因みに運転者本人がブレーキの誤動作だったと認めた例は1,108件の内14件のみ。最近でこそ踏み間違いをした、踏み間違いだろうと認める高齢ドライバーが出ているが、こういう事故の場合、長年車を運転している自分が踏み間違いなどするはずがないと思い込むし、そう主張するのは当然かもしれない。
つまり「ブレーキとアクセルの踏み間違い」はなにも最近になって増えてきた事故でも、高齢者に多い事故でもないのだ。
では、なにが問題で起きているのか。それは仁平義明東北大名誉教授らによっても指摘(日本オペレーションズ・リサーチ学会2000年11月号の「オートマチック車の運転エラーとシステム・デザイン」参照)されているが、AT車の構造的な問題から来ているようだ。
そもそもAT車が導入された時、自動車の構造から変える(AT車に合ったものにする)べきではないかという議論があったようだが、種々の問題からMT車からクラッチを外した構造になった。ギヤシフトの配置も何度か変更されている。
MT車の方が事故が少ない
それはともかく、最近、踏み間違いを防ぐいくつかの方法が提案されている。自動車業界を筆頭に国を挙げて取り組んでいるのが自動運転。その中の一つの自動ブレーキシステムはすでに一部で実用化されている。
これが完全実用化されれば踏み間違い事故はなくなると期待されてもいるが、果たしてそううまくいくかどうか。ソフトにバグは付きものだし、ソフトの暴走やフリーズはよくある。そうしたことが車では絶対起きないと言い切れるだろうか。
MT車からAT車に変わればドライバーは煩雑なギアシフトから解放されるから事故も減ると言われたのではないか。それがどうだ。MT車よりAT車の方が事故が多いという結果さえある。

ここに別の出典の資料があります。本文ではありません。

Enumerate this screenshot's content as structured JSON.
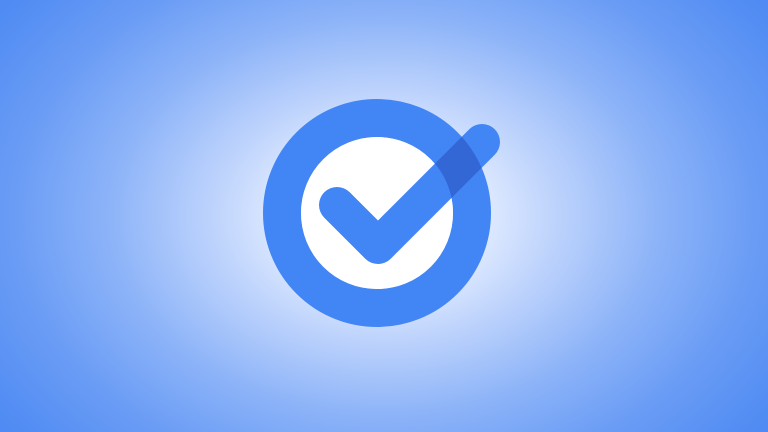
{
  "scene": {
    "subject": "tasks-logo",
    "colors": {
      "ring": "#4285f4",
      "ring_overlap": "#3367d6",
      "checkmark": "#4285f4",
      "background_center": "#ffffff",
      "background_edge": "#4f8bf3",
      "inner_fill": "#ffffff"
    },
    "icons": [
      "circle-ring-icon",
      "checkmark-icon"
    ]
  }
}
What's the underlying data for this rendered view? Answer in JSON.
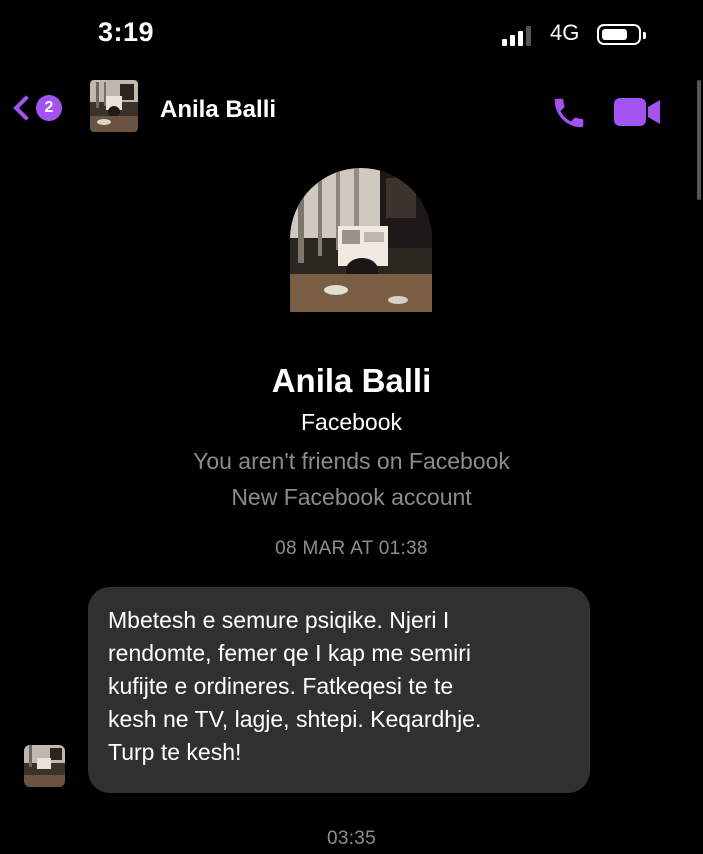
{
  "status_bar": {
    "time": "3:19",
    "network": "4G",
    "battery_level": 0.7
  },
  "header": {
    "unread_count": "2",
    "contact_name": "Anila Balli",
    "icons": [
      "back-chevron-icon",
      "phone-icon",
      "video-camera-icon"
    ]
  },
  "profile": {
    "name": "Anila Balli",
    "platform": "Facebook",
    "friend_status": "You aren't friends on Facebook",
    "account_note": "New Facebook account"
  },
  "thread": {
    "first_timestamp": "08 MAR AT 01:38",
    "message": {
      "lines": [
        "Mbetesh e semure psiqike. Njeri I",
        "rendomte, femer qe I kap me semiri",
        "kufijte e ordineres. Fatkeqesi te te",
        "kesh ne TV, lagje, shtepi. Keqardhje.",
        "Turp te kesh!"
      ]
    },
    "second_timestamp": "03:35"
  },
  "colors": {
    "accent": "#a353ef",
    "background": "#000000",
    "bubble": "#303030",
    "muted_text": "#8b8b8b"
  }
}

2004年に鳥取環境大学環境情報学部情報システム学科の鷲野翔一教授(当時)らが全国でAT車とMT車の事故率を調査した結果、MT車はAT車の半分だった。ヨーロッパでも同じで、MT車の方が事故率は低い。
因みに日本ではAT車の普及が85%を超えているが、ヨーロッパではMT車の方が価格が安いこともあり、日本とは逆に大衆車の90%がMT車と言われている。
となると、AT車をやめてMT車にすべきだという議論が出てくる。ところで今の日本でMT車が買えるかというとかなり難しい。新車でMT車を併売しているのは現段階ではホンダだけになっている。他社にMT車を復活する動きもない。ホンダさえ今後いつまでMT車を販売するか不明だ。
では中古車市場ではどうかと言えば、これまた少ない。それはそうだろう。新車市場にMT車の供給がなくなれば中古車市場でも出回らなくなるのは当然だ。それ故、AT車からMT車に乗り換えろという議論は現段階では非現実的すぎる。